Meine Damen und Herren! Nachdem sich die politischen Machtverhältnisse im Jahr 1994 geändert hatten, wurde eine grundlegende Änderung der Durchführungsregeln und eine Neufassung des Volksabstimmungsgesetzes vorgenommen. Die Gesetzesänderung und damit die Aufhebung der wesentlichen Restriktionen habe ich selbst als eine meiner ersten Aufgaben bei meinem Amtsantritt als Innenminister auf den Weg gebracht.
- Den Initiatoren hat es genützt. Es gab schon mehrere. Sie hatten selbst schon einmal eine Initiative gestartet.
Im Bereich der Volksbegehren wurde das bisherige Antragsquorum von 25 000 wieder auf 10 000 Unterschriften gesenkt, auf eine förmliche Listenauslegung wurde verzichtet und eine freihändige Sammlung außerhalb von Amtsräumen wieder möglich und die Eintragungsfrist bei der Sammlung von Unterschriften wurde von einem Monat auf sechs Monate verlängert. Insgesamt hat es also Verfahrensvereinfachungen gegeben, die
das Verfahren sowohl bürgerfreundlicher gestalten als auch den Verwaltungsaufwand für die Gemeinden und Verwaltungsgemeinschaften erheblich mindern.

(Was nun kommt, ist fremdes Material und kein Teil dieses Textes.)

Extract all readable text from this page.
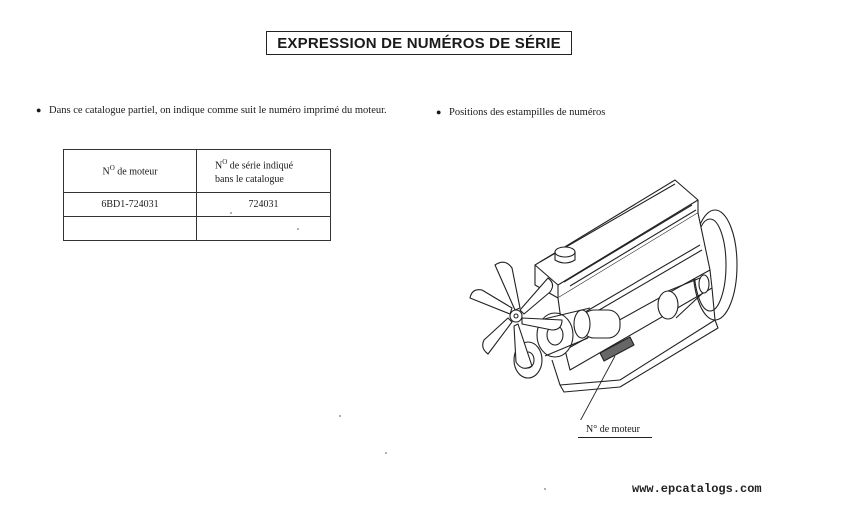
EXPRESSION DE NUMÉROS DE SÉRIE
● Dans ce catalogue partiel, on indique comme suit le numéro imprimé du moteur.	● Positions des estampilles de numéros
$N^O$ de moteur	$N^O$ de série indiqué
bans le catalogue
6BD1-724031	724031

N° de moteur
www.epcatalogs.com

Meine Damen und Herren! Inwieweit sich die bestehenden Regelungen in der Praxis bewähren, zeigen nicht zuletzt die Erfahrungen, die mit dem Volksbegehren „Für die Zukunft unserer Kinder“ gesammelt wurden und werden. Die Eintragungsfrist für die Sammlung der Unterschriften endete am 10. März 2001. Die Unterschriftsbögen sind, wie gesagt, am Dienstag dem Landeswahlleiter übergeben worden. Der Landeswahlleiter übersendet die Unterschriftsbögen nunmehr zur Überprüfung der Eintragungen an die Meldeämter.